(Worthy News) - More than 200 homes were destroyed and 13 Christians killed in Muslim Herdsmen attacks in Nigeria Monday, where the Nigerian government continues to be silent and inactive in addressing the raids.
Ungwan Rimi Kamuru village, Kikoba village, Kangbro village, Nakai Danwai, and two villages in Plateau state all suffered incursions by the Fulani herders, whose campaign to reappropriate the lands of Christian farmers left 400 Christians dead between February and April of this year alone.
“Houses were burnt and razed down, farms destroyed, the villagers were also displaced,” Lawrence Zongo, publicity secretary for the Miango Development Association, told The Sun newspaper.
3 children were among the dead in the raids, the frequency, and severity of which over the last few years led a delegation of Christians from Nigeria to Washington last month to plead with the Trump administration.
“My people are stranded. They are literally sleeping under the skies, on the floor [with] no houses, no food, nothing. It is not about relief materials and how much we can donate. It's about holding the government accountable,” Alheri Magaji, a member of the Adara Chiefdom, told an audience at an event convened by the Heritage Foundation.

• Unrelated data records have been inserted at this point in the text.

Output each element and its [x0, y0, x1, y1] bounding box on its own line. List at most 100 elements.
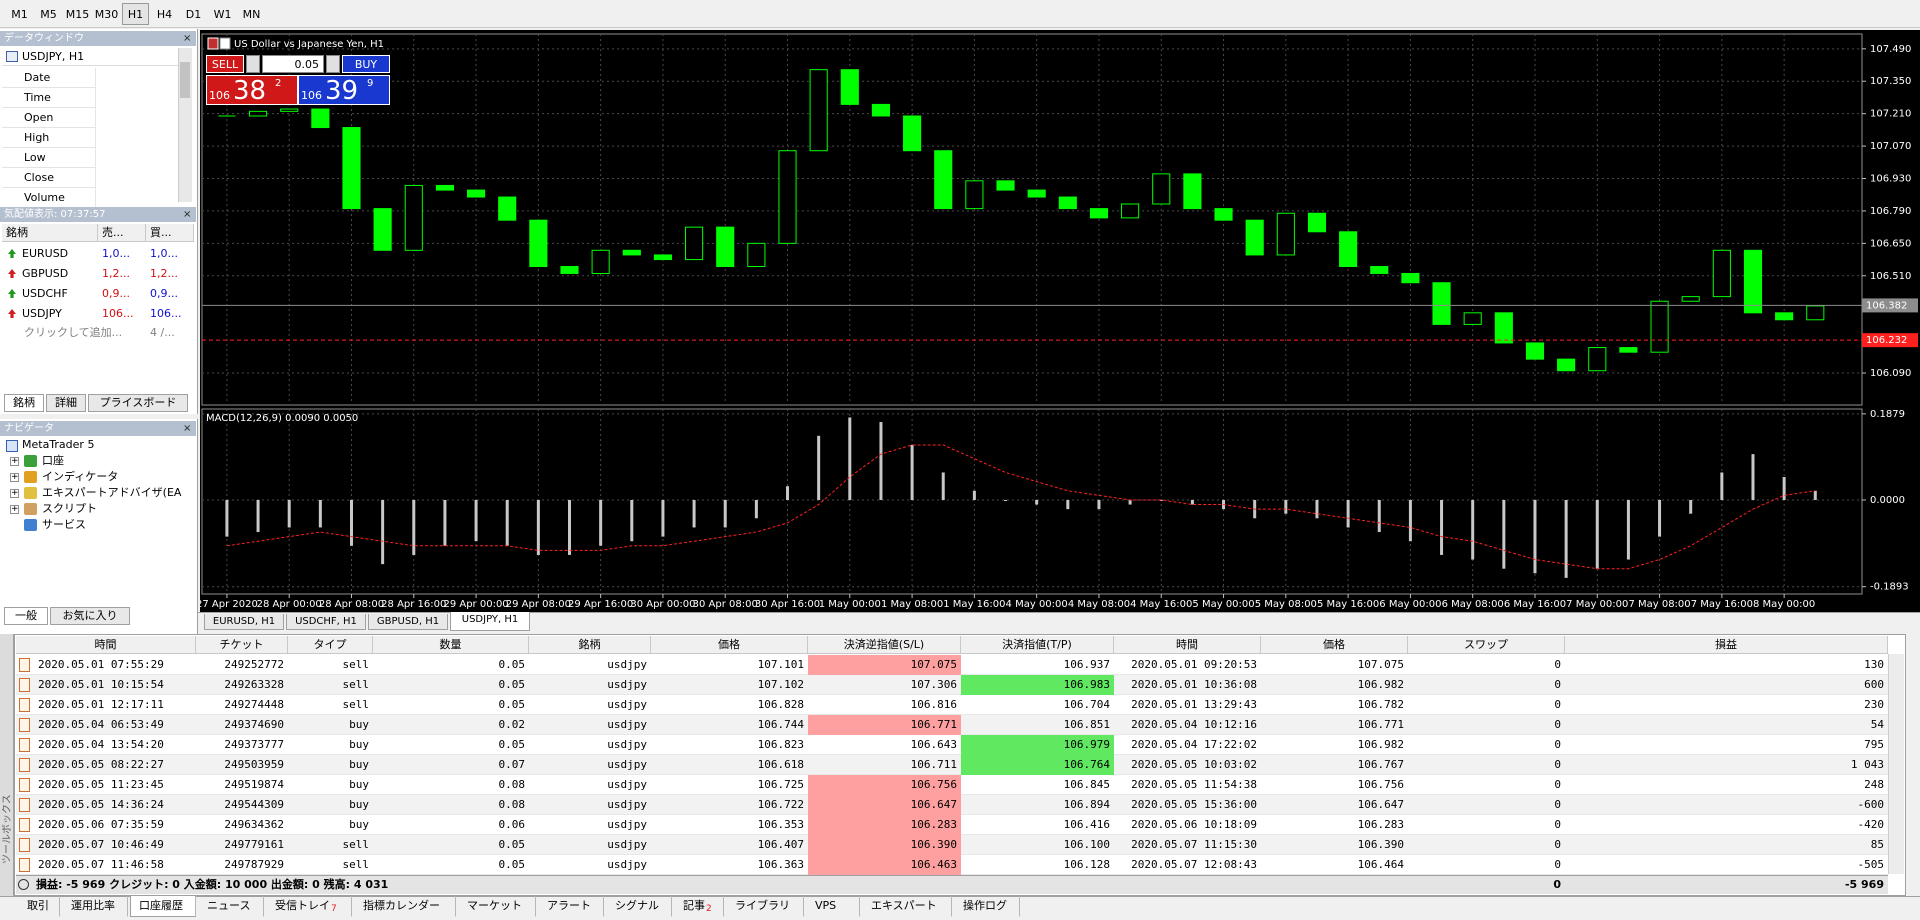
nav-item[interactable]: インディケータ — [42, 470, 119, 483]
table-cell: 0.05 — [498, 858, 526, 871]
timeframe-button[interactable]: W1 — [213, 8, 232, 21]
bottom-tab[interactable]: エキスパート — [862, 896, 952, 917]
panel-title: ナビゲータ — [0, 421, 196, 436]
chart-tab[interactable]: EURUSD, H1 — [204, 614, 284, 630]
nav-item[interactable]: 口座 — [42, 454, 64, 467]
x-tick-label: 4 May 00:00 — [1006, 599, 1068, 610]
column-header[interactable]: スワップ — [1408, 636, 1565, 654]
column-header[interactable]: 買... — [146, 224, 194, 242]
table-row[interactable] — [16, 695, 1888, 715]
table-cell: 106.353 — [757, 818, 804, 831]
bottom-tab[interactable]: 運用比率 — [62, 896, 128, 917]
y-tick-label: 106.650 — [1870, 238, 1911, 249]
candle — [653, 254, 673, 261]
column-header[interactable]: 価格 — [651, 636, 808, 654]
bottom-tab[interactable]: ニュース — [198, 896, 264, 917]
bottom-tab[interactable]: 指標カレンダー — [354, 896, 456, 917]
chart-tab[interactable]: USDCHF, H1 — [286, 614, 366, 630]
toolbar — [0, 0, 1920, 28]
symbol-name[interactable]: GBPUSD — [22, 267, 69, 280]
close-button[interactable]: × — [183, 209, 192, 220]
chart-tab[interactable]: GBPUSD, H1 — [368, 614, 448, 630]
column-header[interactable]: チケット — [196, 636, 288, 654]
table-row[interactable] — [16, 675, 1888, 695]
bottom-tab[interactable]: VPS — [806, 896, 860, 917]
table-row[interactable] — [16, 735, 1888, 755]
panel-tab[interactable]: プライスボード — [88, 394, 188, 412]
table-row[interactable] — [16, 755, 1888, 775]
bottom-tab[interactable]: 受信トレイ7 — [266, 896, 352, 917]
expand-box[interactable]: + — [10, 473, 19, 482]
column-header[interactable]: 数量 — [373, 636, 529, 654]
buy-price-box[interactable]: 106 39 9 — [298, 75, 390, 105]
macd-bar — [318, 499, 322, 528]
bottom-tab[interactable]: アラート — [538, 896, 604, 917]
timeframe-button[interactable]: H1 — [122, 3, 149, 25]
candle — [1307, 212, 1327, 233]
timeframe-button[interactable]: M1 — [11, 8, 28, 21]
candle — [591, 249, 610, 274]
column-header[interactable]: 決済逆指値(S/L) — [808, 636, 961, 654]
volume-up[interactable] — [326, 55, 340, 73]
close-button[interactable]: × — [183, 33, 192, 44]
bottom-tab[interactable]: 記事2 — [674, 896, 724, 917]
x-tick-label: 6 May 16:00 — [1504, 599, 1566, 610]
close-button[interactable]: × — [183, 423, 192, 434]
panel-tab[interactable]: お気に入り — [50, 607, 130, 625]
column-header[interactable]: 銘柄 — [2, 224, 98, 242]
buy-button[interactable]: BUY — [342, 55, 390, 73]
timeframe-button[interactable]: M30 — [94, 8, 119, 21]
level-label: 106.232 — [1866, 335, 1907, 346]
nav-item[interactable]: エキスパートアドバイザ(EA — [42, 486, 182, 499]
expand-box[interactable]: + — [10, 457, 19, 466]
x-tick-label: 30 Apr 16:00 — [755, 599, 820, 610]
bottom-tab[interactable]: シグナル — [606, 896, 672, 917]
timeframe-button[interactable]: D1 — [185, 8, 202, 21]
sell-price-box[interactable]: 106 38 2 — [206, 75, 298, 105]
symbol-name[interactable]: USDJPY — [22, 307, 62, 320]
table-cell: 106.416 — [1063, 818, 1110, 831]
sell-button[interactable]: SELL — [206, 55, 244, 73]
volume-input[interactable]: 0.05 — [262, 55, 324, 73]
bottom-tab[interactable]: 口座履歴 — [130, 896, 196, 917]
panel-tab[interactable]: 一般 — [4, 607, 48, 625]
bottom-tab[interactable]: 操作ログ — [954, 896, 1020, 917]
timeframe-button[interactable]: MN — [242, 8, 261, 21]
column-header[interactable]: タイプ — [288, 636, 373, 654]
column-header[interactable]: 価格 — [1261, 636, 1408, 654]
symbol-name[interactable]: EURUSD — [22, 247, 69, 260]
panel-tab[interactable]: 詳細 — [46, 394, 86, 412]
timeframe-button[interactable]: M15 — [65, 8, 90, 21]
nav-icon — [24, 487, 37, 499]
chart-tab[interactable]: USDJPY, H1 — [450, 612, 530, 631]
table-cell: 2020.05.05 11:54:38 — [1131, 778, 1257, 791]
timeframe-button[interactable]: M5 — [40, 8, 57, 21]
candle — [1494, 312, 1513, 344]
add-symbol[interactable]: クリックして追加... — [24, 326, 123, 339]
table-cell: sell — [342, 658, 370, 671]
expand-box[interactable]: + — [10, 505, 19, 514]
candle — [1525, 342, 1545, 360]
column-header[interactable]: 時間 — [16, 636, 196, 654]
nav-root[interactable]: MetaTrader 5 — [22, 438, 95, 451]
nav-item[interactable]: スクリプト — [42, 502, 97, 515]
volume-down[interactable] — [246, 55, 260, 73]
panel-tab[interactable]: 銘柄 — [4, 394, 44, 412]
nav-item[interactable]: サービス — [42, 518, 86, 531]
candle — [1619, 347, 1638, 353]
timeframe-button[interactable]: H4 — [156, 8, 173, 21]
expand-box[interactable]: + — [10, 489, 19, 498]
bottom-tab[interactable]: マーケット — [458, 896, 536, 917]
column-header[interactable]: 売... — [98, 224, 146, 242]
column-header[interactable]: 損益 — [1565, 636, 1888, 654]
tab-label: ニュース — [207, 899, 251, 912]
symbol-name[interactable]: USDCHF — [22, 287, 68, 300]
symbol-count: 4 /... — [150, 326, 175, 339]
column-header[interactable]: 時間 — [1114, 636, 1261, 654]
column-header[interactable]: 決済指値(T/P) — [961, 636, 1114, 654]
column-header[interactable]: 銘柄 — [529, 636, 651, 654]
bottom-tab[interactable]: 取引 — [18, 896, 60, 917]
x-tick-label: 5 May 00:00 — [1192, 599, 1254, 610]
table-cell: 2020.05.05 10:03:02 — [1131, 758, 1257, 771]
bottom-tab[interactable]: ライブラリ — [726, 896, 804, 917]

“There is a genocide going on...We are here today to beg the U.S. government and for the world to hear our story,” Magaji told those gathered, citing Nigerian government inaction that has failed to apprehend a single perpetrator from the predominantly Muslim Fulani tribe for the attacks.
In 2018 alone Fulani Herdsmen attacks killed 2,400 Christians, according to the International Society for Civil Liberties & the Rule of Law, which led the Nigerian House of Representatives to begin using the word genocide about the situation there.
Despite the disproportionate number of Christians killed and the substantially higher number of instances in which Fulani aggression is the driving engine, most Western media accounts use the few reprisal attacks by Christian farmers to paint the conflict as something less than religiously motivated genocide.
“It is a deliberate confusion of narrative that has been very successfully used on an international platform,” Richard Ikiebe, president of the International Organization for Peacebuilding and Social Justice, explained to the Heritage Foundation.
Ikiebe said that 70 communities in Plateau state alone have been “eradicated and repopulated” by Fulani herdsmen.